Guha's centerpiece in the book is Palwankar Baloo, one of four cricketing brothers from Bombay. Guha describes him in these terms: ``The book's most heroic character is a cricketer and a politician now forgotten by both cricket and politics... A slow left-arm bowler of low-caste origin... was the first great Indian cricketer and a pioneer in the emancipation of the Untouchables. His career in cricket and politics stretched from 1895 to 1937.'' The ``accomplice'' many a time of this ``lowly Chamaar'' was a ``Tamil Iyengar, that most exclusive and arrogant of Brahmin sub-castes,'' the crooked- fingered K. Seshachari. Of this outstanding wicketkeeper, it has been said by Romesh Ganguly whom Guha quotes, ``The fastest ball would not remove (`the cricket colossus, Seshachari, dark and forbidding') from his place of operation so near to the batsman's citadel. He crouched low and I wondered if the bails would not be disturbed from their cradle on top of the stumps by the volume of air let out by his lungs which I thought had the capacity of bellows.''
Together, Baloo and Seshachari ``made a deadly combination,'' writes Guha who, I'm certain, will one day write a biography of Baloo that will prove as significant as his one on Verrier Elwin.
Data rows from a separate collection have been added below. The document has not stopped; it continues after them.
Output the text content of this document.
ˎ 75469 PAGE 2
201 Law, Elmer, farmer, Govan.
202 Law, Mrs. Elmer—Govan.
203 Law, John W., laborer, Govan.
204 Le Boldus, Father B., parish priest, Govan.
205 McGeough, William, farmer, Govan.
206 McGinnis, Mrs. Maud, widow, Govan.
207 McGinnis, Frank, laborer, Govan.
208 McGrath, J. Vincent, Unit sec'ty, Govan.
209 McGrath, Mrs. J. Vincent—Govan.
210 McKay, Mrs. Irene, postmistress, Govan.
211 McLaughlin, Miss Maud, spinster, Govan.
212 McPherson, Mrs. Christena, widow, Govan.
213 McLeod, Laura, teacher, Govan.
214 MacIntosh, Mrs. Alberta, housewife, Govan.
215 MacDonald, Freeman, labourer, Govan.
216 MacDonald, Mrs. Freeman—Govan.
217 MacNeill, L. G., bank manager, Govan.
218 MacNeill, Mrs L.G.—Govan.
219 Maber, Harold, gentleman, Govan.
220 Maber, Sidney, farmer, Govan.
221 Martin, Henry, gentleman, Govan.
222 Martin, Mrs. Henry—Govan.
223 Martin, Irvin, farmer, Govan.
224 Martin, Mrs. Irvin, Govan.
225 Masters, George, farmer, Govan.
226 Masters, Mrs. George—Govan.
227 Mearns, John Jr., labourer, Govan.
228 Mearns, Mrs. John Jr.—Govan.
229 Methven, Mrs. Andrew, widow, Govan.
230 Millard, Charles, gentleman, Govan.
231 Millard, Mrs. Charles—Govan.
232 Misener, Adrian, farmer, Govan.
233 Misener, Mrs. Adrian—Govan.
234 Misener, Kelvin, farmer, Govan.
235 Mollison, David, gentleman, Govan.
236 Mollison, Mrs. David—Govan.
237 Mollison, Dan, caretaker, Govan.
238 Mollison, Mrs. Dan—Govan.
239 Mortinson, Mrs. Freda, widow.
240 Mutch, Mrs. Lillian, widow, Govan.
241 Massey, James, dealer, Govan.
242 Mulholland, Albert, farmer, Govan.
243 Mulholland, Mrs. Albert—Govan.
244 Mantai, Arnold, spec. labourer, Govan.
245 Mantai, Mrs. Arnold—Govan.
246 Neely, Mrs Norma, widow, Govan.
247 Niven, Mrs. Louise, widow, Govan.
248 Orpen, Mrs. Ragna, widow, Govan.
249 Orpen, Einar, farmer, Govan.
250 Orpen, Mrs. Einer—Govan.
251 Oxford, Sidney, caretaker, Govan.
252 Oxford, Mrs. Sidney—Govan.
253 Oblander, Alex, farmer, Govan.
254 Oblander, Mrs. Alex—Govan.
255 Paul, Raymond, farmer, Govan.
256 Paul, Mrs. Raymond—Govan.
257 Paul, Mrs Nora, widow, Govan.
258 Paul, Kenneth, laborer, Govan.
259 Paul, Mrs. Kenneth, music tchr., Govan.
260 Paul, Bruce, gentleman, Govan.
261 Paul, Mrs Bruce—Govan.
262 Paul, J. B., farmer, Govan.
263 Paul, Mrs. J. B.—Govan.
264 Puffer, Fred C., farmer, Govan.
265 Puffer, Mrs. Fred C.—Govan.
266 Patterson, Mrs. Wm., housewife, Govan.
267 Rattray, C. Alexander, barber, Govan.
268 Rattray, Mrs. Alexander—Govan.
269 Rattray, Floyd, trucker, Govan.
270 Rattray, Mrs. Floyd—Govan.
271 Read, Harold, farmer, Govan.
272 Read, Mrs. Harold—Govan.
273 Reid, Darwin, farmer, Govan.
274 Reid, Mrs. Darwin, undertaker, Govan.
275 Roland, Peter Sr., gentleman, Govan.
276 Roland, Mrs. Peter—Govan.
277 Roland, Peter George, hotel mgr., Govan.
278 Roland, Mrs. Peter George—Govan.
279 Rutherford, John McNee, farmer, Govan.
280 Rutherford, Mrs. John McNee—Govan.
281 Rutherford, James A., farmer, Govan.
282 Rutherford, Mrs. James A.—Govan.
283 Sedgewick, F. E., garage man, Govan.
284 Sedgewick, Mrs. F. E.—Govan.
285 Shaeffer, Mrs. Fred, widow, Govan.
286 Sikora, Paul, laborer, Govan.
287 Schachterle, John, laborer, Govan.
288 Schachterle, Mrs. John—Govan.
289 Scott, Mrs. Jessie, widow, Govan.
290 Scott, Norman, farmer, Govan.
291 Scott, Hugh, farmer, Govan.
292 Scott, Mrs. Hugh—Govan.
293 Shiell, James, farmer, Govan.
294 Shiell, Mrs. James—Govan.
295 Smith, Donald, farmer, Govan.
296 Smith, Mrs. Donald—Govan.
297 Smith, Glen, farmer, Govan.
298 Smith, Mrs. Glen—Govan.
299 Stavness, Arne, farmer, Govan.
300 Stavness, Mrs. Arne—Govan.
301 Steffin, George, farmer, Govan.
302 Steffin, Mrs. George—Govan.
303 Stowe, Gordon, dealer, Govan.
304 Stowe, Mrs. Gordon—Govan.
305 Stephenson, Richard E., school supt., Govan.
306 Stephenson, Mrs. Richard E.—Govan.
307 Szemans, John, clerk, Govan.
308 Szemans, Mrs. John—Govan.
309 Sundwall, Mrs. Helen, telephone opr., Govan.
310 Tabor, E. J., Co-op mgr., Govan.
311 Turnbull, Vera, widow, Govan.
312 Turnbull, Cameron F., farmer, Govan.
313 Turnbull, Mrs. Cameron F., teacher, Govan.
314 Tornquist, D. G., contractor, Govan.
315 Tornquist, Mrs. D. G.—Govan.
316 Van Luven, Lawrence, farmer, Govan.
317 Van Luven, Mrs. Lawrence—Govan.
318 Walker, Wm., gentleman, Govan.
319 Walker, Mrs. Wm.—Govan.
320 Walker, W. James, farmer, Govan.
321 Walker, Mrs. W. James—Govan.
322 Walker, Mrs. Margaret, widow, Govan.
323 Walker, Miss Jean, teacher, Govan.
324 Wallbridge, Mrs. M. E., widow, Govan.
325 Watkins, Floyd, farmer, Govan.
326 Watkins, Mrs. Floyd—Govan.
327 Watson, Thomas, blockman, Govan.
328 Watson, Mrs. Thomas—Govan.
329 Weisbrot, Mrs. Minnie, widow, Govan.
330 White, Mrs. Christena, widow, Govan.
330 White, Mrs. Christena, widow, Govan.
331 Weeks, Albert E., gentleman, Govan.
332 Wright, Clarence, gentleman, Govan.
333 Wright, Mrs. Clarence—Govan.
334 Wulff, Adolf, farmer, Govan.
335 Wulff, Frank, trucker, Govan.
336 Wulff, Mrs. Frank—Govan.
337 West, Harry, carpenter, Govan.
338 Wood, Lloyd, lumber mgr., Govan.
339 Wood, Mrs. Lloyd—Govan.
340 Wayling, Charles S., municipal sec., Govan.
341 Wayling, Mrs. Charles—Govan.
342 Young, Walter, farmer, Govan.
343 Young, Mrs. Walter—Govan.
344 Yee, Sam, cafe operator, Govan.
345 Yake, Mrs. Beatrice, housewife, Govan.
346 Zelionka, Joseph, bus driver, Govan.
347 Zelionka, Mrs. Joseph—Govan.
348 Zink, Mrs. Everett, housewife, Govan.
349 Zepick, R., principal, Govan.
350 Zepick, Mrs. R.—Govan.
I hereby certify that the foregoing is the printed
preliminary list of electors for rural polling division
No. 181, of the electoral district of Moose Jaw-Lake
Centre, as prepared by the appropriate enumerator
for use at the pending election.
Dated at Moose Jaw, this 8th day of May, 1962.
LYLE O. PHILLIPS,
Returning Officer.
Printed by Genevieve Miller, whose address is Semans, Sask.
Another Iyengar from Madras who finds place in the book is ``the Congress Chief Minister of Madras, C. Rajagopalachari''... ``in whose inclusive nationalism there was no place at all for communal groupings'' and who, therefore, rather forcefully provided a cue, on the stand to take on the Pentangular, to one of his Ministers, Subbaroyan, on the eve of his taking over as president of the Board of Control of Cricket in India. Between Rajaji and Johnstone, Subbaroyan had no option but to sink the Pentangular and give primacy to the Ranji Trophy.
Rajaji as a Chief Minister of a later time is also seen at the Fourth Test during Pakistan's first visit to India (1952-53). When rain deprived the Pakistanis of a series levelling victory, Rajaji stated that ``if such fixtures could bring rain, he would like to organise them every year.''
The Pakistan captain, Abdul Hafeez when he played for India and A.H. Kardar in his new role, diplomatically replied that ``he was happy the rains came'' to end a prolonged drought.
The sentiments of sportsmen from both countries have not changed much since then; only the politicians have become less tolerant.